Quickfire analysis of the brand, marketing and media stories that might just crop up in your meetings, brought to you today by editor-in-chief Gordon Young.
In an apparent ‘squeeze ‘em ‘till the pips squeak’ move, Spotify has announced its second subscription price increase in a year while the music industry demands bigger royalties and it seeks to recoup the investment it has made in audiobooks.
The Swedish company, which despite its fame and ubiquity has never posted an annual profit, will charge subscribers $2 a month more in five markets, including the UK, Australia and Pakistan, before raising prices in the US later this year, Bloomberg reported.
It will also launch a discount plan that will offer Spotify services without audiobooks. Existing subscribers were offered 15 hours of free audiobook listening a week.
One wonders if the strategy of incremental price increases may be a cautious way of testing how price-sensitive its subscribers are. But the company will no doubt hope there will be more capacity to raise prices to cover royalty fees, which amounted to $9bn last year.
Source: The Verge
Musicians tackle AI
Could music royalties soon be a thing of the past? More than 200 artists have signed a letter to AI companies asking them to stop using their songs to train their models.
The music industry ecosystem, they say, is at risk of destruction. The letter was signed by the likes of Billie Eilish, Smokey Robinson and Katy Perry. Emotive stuff. To support the campaign, The Drum spent all of 60 seconds asking Suno.AI to compose this song to highlight the fears.
Source: BBC
Dr Martens to give stock exchange boot?
Dr Martens, which once had a £4bn ($5.06bn) valuation when it first floated, should leave the stock market according to one of its investors. The brand, which now has a value of around £800m ($1.012bn), has struggled with supply problems and maintaining relevance in the fickle US fashion market.
The Telegraph reported a letter sent by investor Mario Cibelli of Marathon that said the company’s earnings would be higher if it quit the public markets or became part of a larger multi-brand holding company.
He said a strategic buyer could add ‘further scale to operations, create new synergies and eliminate unnecessary overhead.”
Source: The Times
Royal Mail’s stamp of disapproval
In an age of AI, the Royal Mail seems engaged in a battle from another time. It has announced proposals to reduce deliveries of its second class letter to three days a week, as opposed to six.

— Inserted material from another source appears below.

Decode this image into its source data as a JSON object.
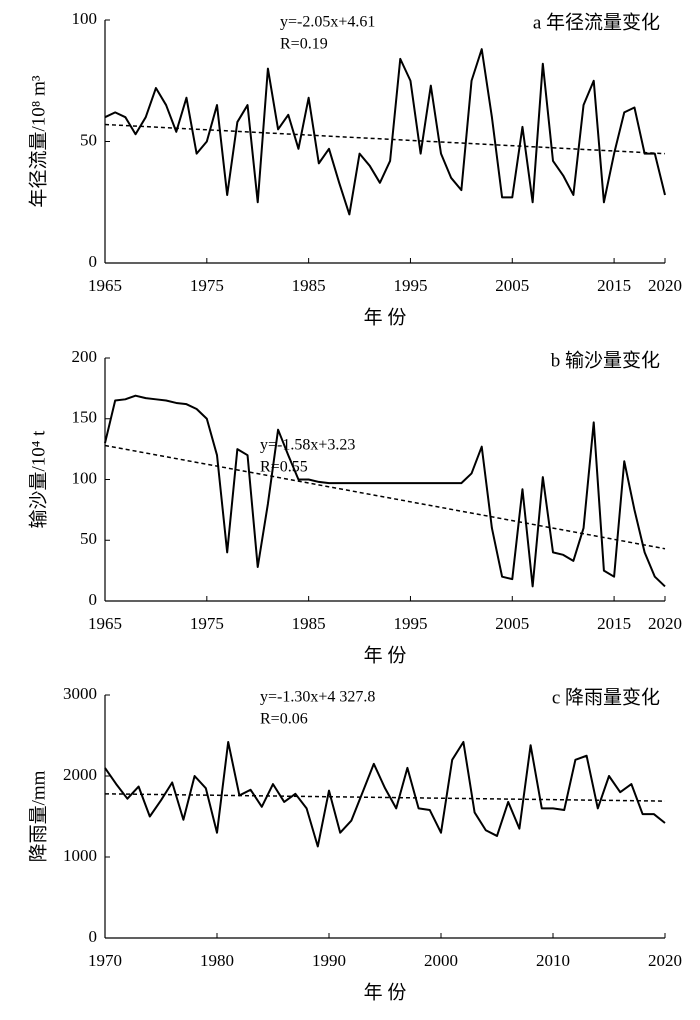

The plans would cancel Saturday deliveries and reduce the rest to every other weekday. It has also said it plans to reduce the delivery speed of its bulk delivery mail to arrive within three days instead of two.
The company says the changes are essential if its business is to remain sustainable. However, the proposal has been met with scorn by the likes of the Greeting Card Association and magazine publishers. They fear they will be forced on to a higher first-class tariff to maintain time-sensitive deliveries – in turn, threatening the sustainability of their businesses.